Greg Francis

Biographical details
- Born: April 4, 1974 Toronto, Ontario, Canada
- Died: April 2, 2023 (aged 48)

Playing career
- 1994–1997: Fairfield
- Position: Guard

Coaching career (HC unless noted)
- 2005–2011: Canadian Junior National Team
- 2009–2012: Alberta Golden Bears
- 2012–2015: Waterloo Warriors
- 2015–: Canada Basketball Technical Director
- 2018–2022: Ontario Tech Ridgebacks

Accomplishments and honors

Awards
- As player: Second-team All-MAAC (1996) MAAC tournament MVP (1997)

= Greg Francis =

Canadian Olympic basketball player and coach (1974–2023)

Greg Francis (April 4, 1974 – April 2, 2023) was a Canadian Olympic basketball player and coach. He was the director of Sport Development with Ontario Basketball, and also served as the manager of Men's High-Performance at Canada Basketball, as well as holding head coach roles with the UOIT Ridgebacks, University of Waterloo Warriors men's basketball team, and the head coach of the University of Alberta Golden Bears, where he replaced coach Don Horwood, who had manned the Bears bench for 26 seasons. Francis was also the head coach of the Canadian junior men’s national team, assistant coach of the Canadian senior men's national team, and the Canadian men's basketball national coach.

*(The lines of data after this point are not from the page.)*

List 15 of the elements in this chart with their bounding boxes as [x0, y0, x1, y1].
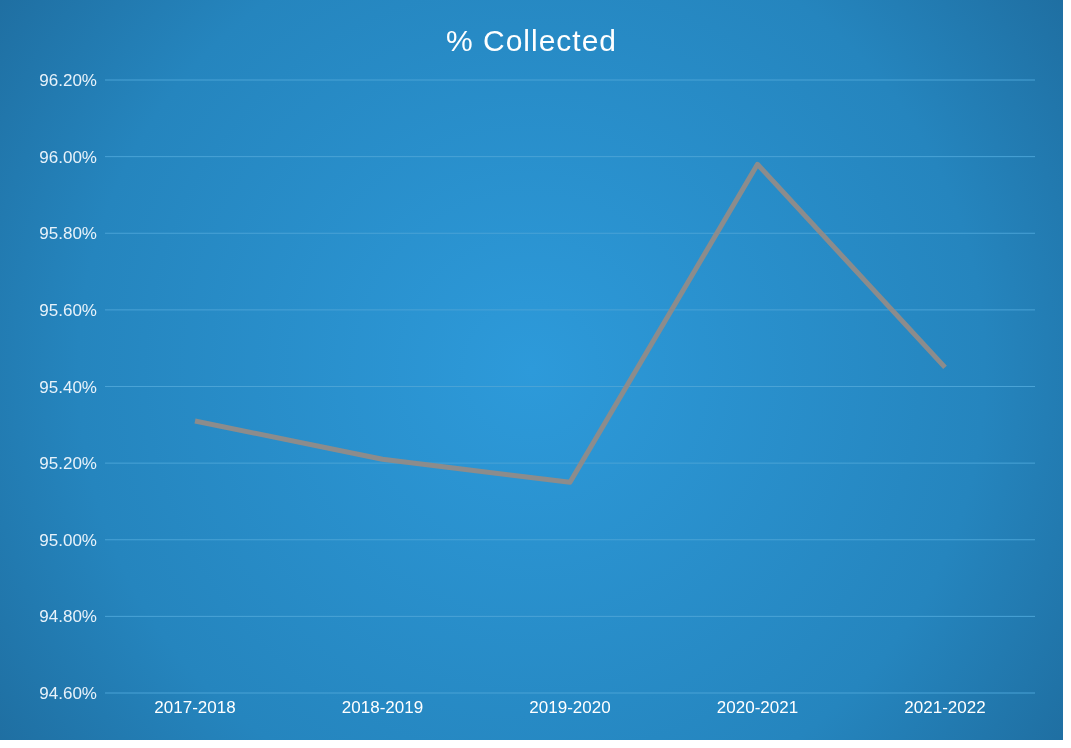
x-tick-label: 2019-2020	[529, 698, 611, 718]
y-tick-label: 95.00%	[39, 530, 97, 550]
x-tick-label: 2018-2019	[341, 698, 424, 718]
y-tick-label: 95.60%	[39, 300, 97, 320]
y-tick-label: 96.00%	[39, 147, 97, 167]
y-tick-label: 94.80%	[39, 607, 97, 627]
x-tick-label: 2017-2018	[154, 698, 236, 718]
chart-title: % Collected	[444, 24, 619, 58]
x-tick-label: 2020-2021	[716, 698, 799, 718]
y-tick-label: 95.40%	[39, 377, 97, 397]
y-tick-label: 95.20%	[39, 454, 97, 474]
y-tick-label: 95.80%	[39, 224, 97, 244]
x-tick-label: 2021-2022	[904, 698, 986, 718]
y-tick-label: 94.60%	[39, 684, 97, 704]
y-tick-label: 96.20%	[39, 71, 97, 91]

Francis was a member of the Canada national team, that finished seventh in the 2000 Summer Olympics in Sydney, Australia and fourth at the 2003 Tournament of the Americas.

==Collegiate career==
Francis played for the Fairfield University basketball team from 1994 to 1997, finishing his career with 1,570 points, ranking fifth all-time at the school. He also holds the school record for most three-point field goal shots made in a career with 230. During his senior season, he helped lead the Stags to the Metro Atlantic Athletic Conference title and the 1997 NCAA Division I men's basketball tournament.

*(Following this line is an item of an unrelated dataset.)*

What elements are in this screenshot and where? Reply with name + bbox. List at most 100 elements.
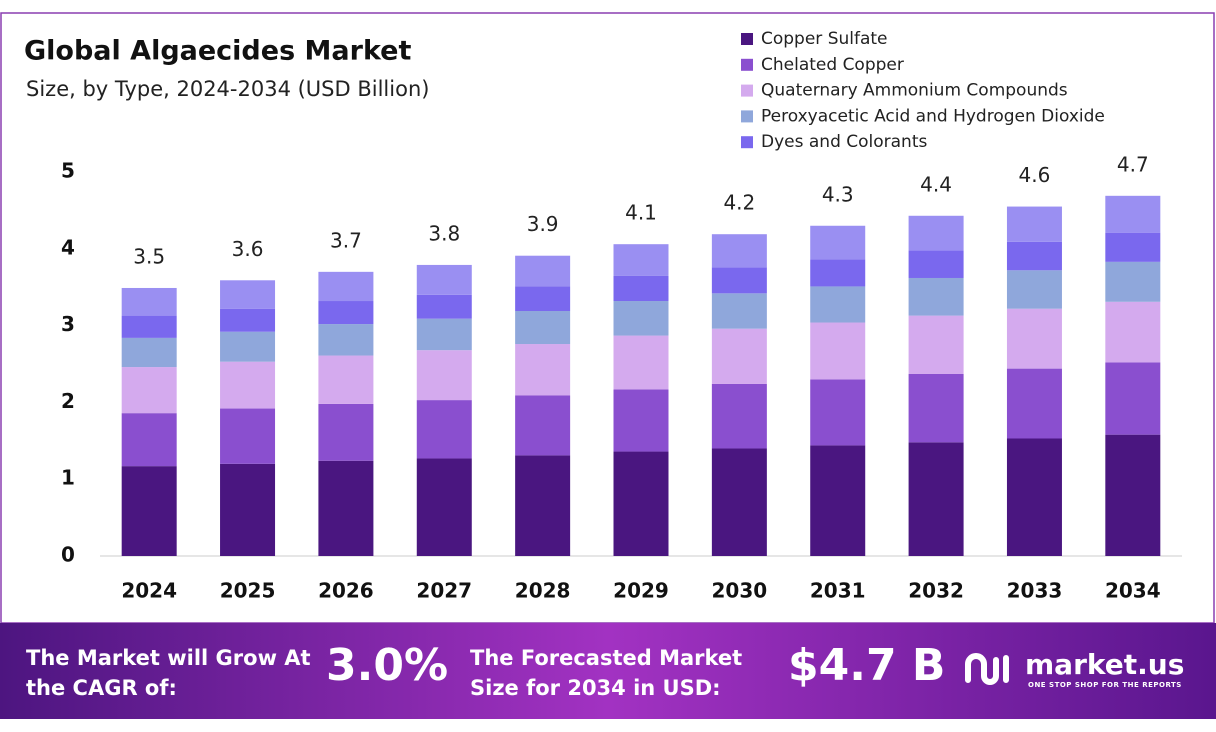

Francis almost single-handedly upset the North Carolina Tar Heels in the first round of the tournament scoring 26 points including eight three-pointers. Following the game, North Carolina coach Dean Smith said "I had to find Francis after the game but I couldn't shake his hand because it was so hot."

Fairfield recognized his accomplishments in 2003 when the school inducted Francis into its Athletic Hall of Fame.

==Professional career==
Francis played professionally in the British Basketball League for the Worthing Bears and was selected to the UK All-Star Team during the 1997–98 season and the Chester Jets during the 1999–00 season.

== Death ==
Greg died on April 2, 2023, two days before his 49th birthday.